The Philippine Congress proclaimed Benigno Aquino III as the country's next president Wednesday after he secured more than 15 million votes in the May election -- about 5.7 million ahead of one-time president Joseph Estrada, his closest contender.
Aquino takes office on June 30, replacing Gloria Arroyo who could not run because of the six-year term limit introduced by Aquino's mother Corazon during her term in office between 1986 and 1992.
Both Corazon and her husband Benigno were revered figures in the country for their role in ending the 20-year dictatorship of Ferdinand Marcos.
The elder Benigno was shot dead on his return from exile in the United States in 1983. The opposition leader had been returning to the Philippines to push Marcos out of office.
After his death, the task fell to his wife Corazon, who won the support and admiration of the electorate through her "People Power" movement.
Amid widespread allegations of electoral fraud and a mutiny by the country's military, the U.S. administration, then led by Ronald Reagan, withdrew its support for Marcos and the dictator sought exile in Hawaii.
Corazon Aquino took office in 1986 in a country with a $28 billion debt, widespread poverty and a persistent Marxist insurgency. She put in place a U.S.-style constitution that limited presidents to a single six-year term and survived seven coup attempts -- including one that was suppressed with American help.

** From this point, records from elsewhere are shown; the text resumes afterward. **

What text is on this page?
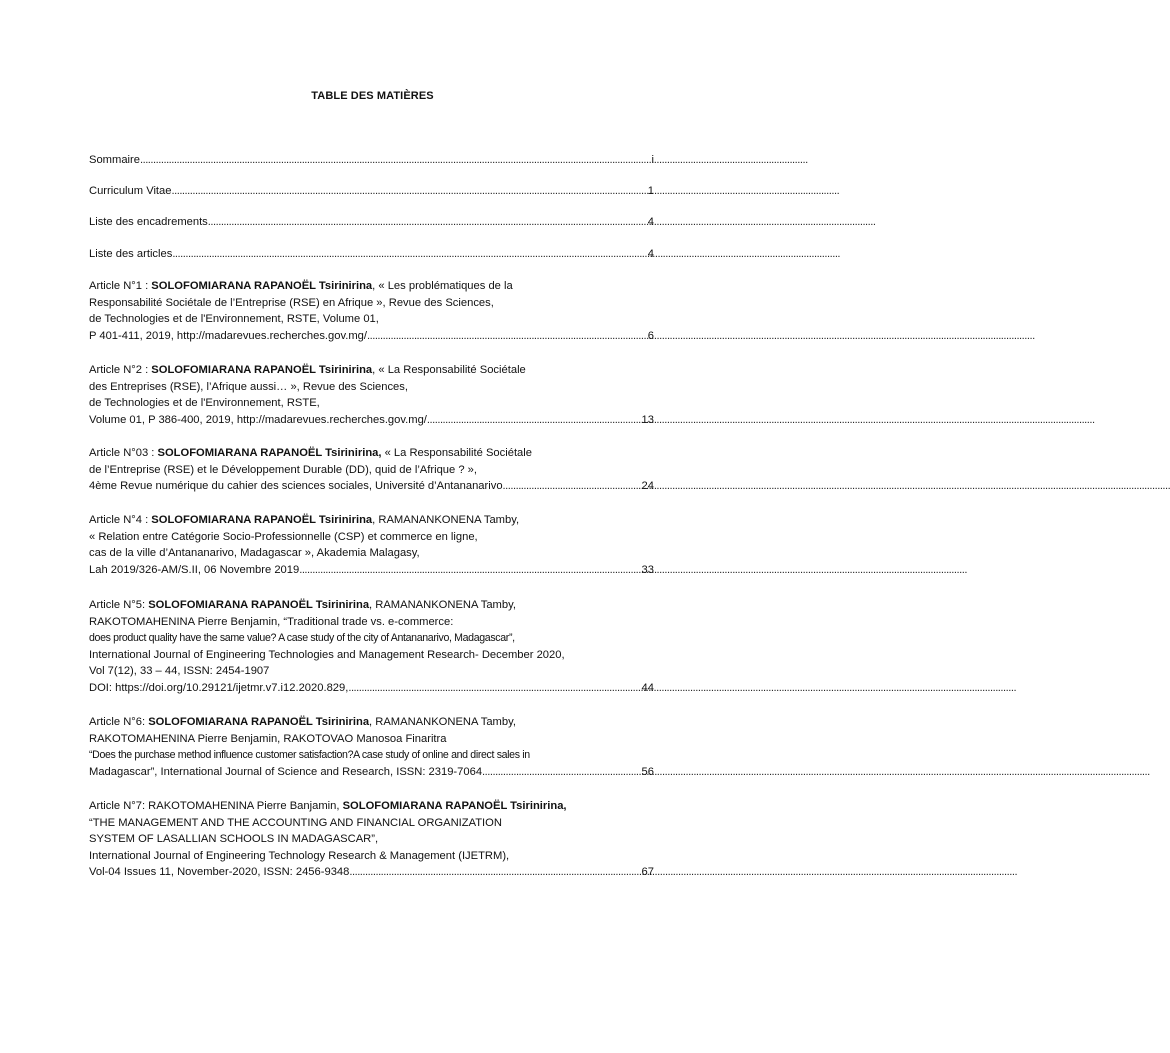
TABLE DES MATIÈRES
Sommaire .....	i
Curriculum Vitae .....	1
Liste des encadrements .....	4
Liste des articles .....	4
Article N°1 : SOLOFOMIARANA RAPANOËL Tsirinirina, « Les problématiques de la
Responsabilité Sociétale de l’Entreprise (RSE) en Afrique », Revue des Sciences,
de Technologies et de l'Environnement, RSTE, Volume 01,
P 401-411, 2019, http://madarevues.recherches.gov.mg/ .....	6
Article N°2 : SOLOFOMIARANA RAPANOËL Tsirinirina, « La Responsabilité Sociétale
des Entreprises (RSE), l’Afrique aussi… », Revue des Sciences,
de Technologies et de l'Environnement, RSTE,
Volume 01, P 386-400, 2019, http://madarevues.recherches.gov.mg/ .....	13
Article N°03 : SOLOFOMIARANA RAPANOËL Tsirinirina, « La Responsabilité Sociétale
de l’Entreprise (RSE) et le Développement Durable (DD), quid de l’Afrique ? »,
4ème Revue numérique du cahier des sciences sociales, Université d’Antananarivo .....	24
Article N°4 : SOLOFOMIARANA RAPANOËL Tsirinirina, RAMANANKONENA Tamby,
« Relation entre Catégorie Socio-Professionnelle (CSP) et commerce en ligne,
cas de la ville d’Antananarivo, Madagascar », Akademia Malagasy,
Lah 2019/326-AM/S.II, 06 Novembre 2019 .....	33
Article N°5: SOLOFOMIARANA RAPANOËL Tsirinirina, RAMANANKONENA Tamby,
RAKOTOMAHENINA Pierre Benjamin, “Traditional trade vs. e-commerce:
does product quality have the same value? A case study of the city of Antananarivo, Madagascar”,
International Journal of Engineering Technologies and Management Research- December 2020,
Vol 7(12), 33 – 44, ISSN: 2454-1907
DOI: https://doi.org/10.29121/ijetmr.v7.i12.2020.829, .....	44
Article N°6: SOLOFOMIARANA RAPANOËL Tsirinirina, RAMANANKONENA Tamby,
RAKOTOMAHENINA Pierre Benjamin, RAKOTOVAO Manosoa Finaritra
“Does the purchase method influence customer satisfaction?A case study of online and direct sales in
Madagascar”, International Journal of Science and Research, ISSN: 2319-7064 .....	56
Article N°7: RAKOTOMAHENINA Pierre Banjamin, SOLOFOMIARANA RAPANOËL Tsirinirina,
“THE MANAGEMENT AND THE ACCOUNTING AND FINANCIAL ORGANIZATION
SYSTEM OF LASALLIAN SCHOOLS IN MADAGASCAR”,
International Journal of Engineering Technology Research & Management (IJETRM),
Vol-04 Issues 11, November-2020, ISSN: 2456-9348 .....	67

She left office at the end of her term in 1992, to make way for Fidel Ramos. He was followed by Joseph Estrada and the now outgoing President Gloria Arroyo.
Aquino died in August 2009 after a long battle with colon cancer. Her supporters are now backing her son, who wears his mother's signature color yellow and speaks of returning power to the people.
"We are public servants," Aquino told CNN on Tuesday. "You're the public, you're the masters, you're the one with wants and needs that should be wanted and delivered. And we'll bring it back to that point."
That meant making it possible for people to improve their lives, he said.
"You want to level the playing field, giving everyone the chance to advance their status in life, the opportunities to improve their lot," he said.
Journalist Maria Ressa said since Aquino's departure from office many Filipinos have felt that the promise of the "People Power" movement has gone unrealized
The younger Aquino, who had a relatively lackluster record as a lawmaker, was able to tap into that collective well of disappointment, Ressa said.
Aquino has vowed to put the country's interests over any political motivations.
"I have the freedom to be able to decide what is best and good for our country rather to embark in political considerations," he said.
One of his priorities, he says, is fighting corruption in a country where most people, according to a recent survey by Transparency International, feel the previous government failed.
CNN's Arwa Damon and Kathy Quiano contributed to this report.